The demand for action continued to grow. In May 2015, the Social Democratic Party launched another campaign in the German Parliament, with a contribution from Dr Karamba Diaby, the first African-born elected member of the Bundestag, who quoted Elie Wiesel’s warning to the German Parliament in 2000 about the dangers of those who want to move on, to ‘turn the page’ of the past, who want to forget difficult histories: ‘by conspiring to obliterate the victims’ memory, those who want to turn the page are killing them a second time.’ In 2015, the German Foreign Ministry began referring to the mass murders as ‘genocide’ in its internal guidelines, and special envoys were appointed in November 2015 to facilitate an agreed new policy between Germany and Namibia. With the German Bundestag’s recognition in June 2016 of the Armenian genocide by the Turks, calls to recognise the Namibian genocide grew even louder. A Green Party MP, Cem Özdemir, who had been one of the key players in the Bundestag vote, commented that ‘it is the duty of our house quickly to recognise this genocide as well’.

And so, as I return to this chapter today – 14 July 2016 – a slightly humid, summer’s afternoon on Pen Llŷn, the sea enveloped by mist – I return to this chapter, after months of working on other sections of the book, as I’m about to finish the section on how the silence surrounding the Herero and Nama genocide was eventually broken. I google ‘German apology Namibia 2004’ and I’m astonished by what appears on the screen in front of me:

Germany to recognise Herero genocide and apologise to Namibia.fn11

Germany is to recognise as genocide the massacre of 110,000 of the Herero and Nama people …

 

I check the link, and yes, the news came through at 1.57 p.m. today from Berlin! I avidly read the article. It’s happened … finally.

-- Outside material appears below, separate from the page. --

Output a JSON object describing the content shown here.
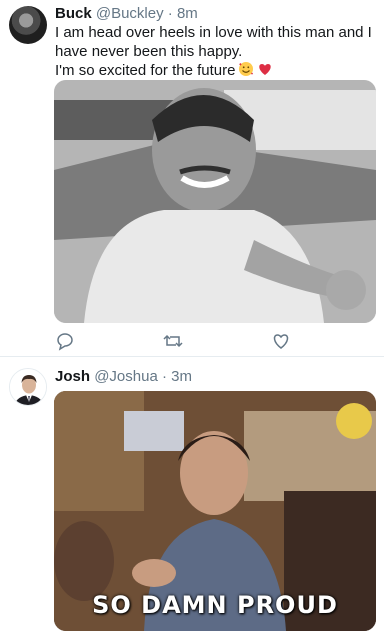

In a landmark admission of historical guilt, Germany is to recognise the massacre of 110,000 of the Herero people of Namibia by German troops between 1904 and 1908 as genocide. A spokesman for Angela Merkel’s government said Germany would formally apologise to Namibia.

 

I double-check the German government website, and there it is in black and white – a statement from a deputy spokesperson of the Federal Foreign Office, Mrs Sawsan Chebli, at a press conference held yesterday. In response to an enquiry as to why the government have used the word ‘genocide’ for the first time about the murder of the Hereros, she says, rather disingenuously, ‘There is no change of heart’, the questioner should know that from ‘very early on, we have spoken explicitly of genocide’. This is simply not true. I go back here to my notes, and find an interview with Dr Wolfgang Massing, who was the German ambassador to Namibia in 2004. He talks about ‘a very dark chapter’ in history, he talks about how Germany ‘deeply regret’ what happened, but he absolutely denies there was a genocide. In fact twice he talks about ‘so-called extermination’ of the Herero, and von Trotha’s ‘so-called extermination order’. Although thousands of Herero were killed, ‘[he] wouldn’t talk about a systematic extermination of Hereros’. In her statement, Chebli also emphasises that although both governments seek a common policy statement about historical events, the German apology and its acceptance by Namibia, these developments will ‘not have any legal consequences’, i.e. the German government will continue to reject calls for reparations and compensation.

Nevertheless, the significance of this moment is impossible to dispute. Not only for the Herero and Nama people in Namibia and for Germany, but for the wider world. It demonstrates that a century-long silence can be broken. It shows that the crimes of the past can never be eradicated.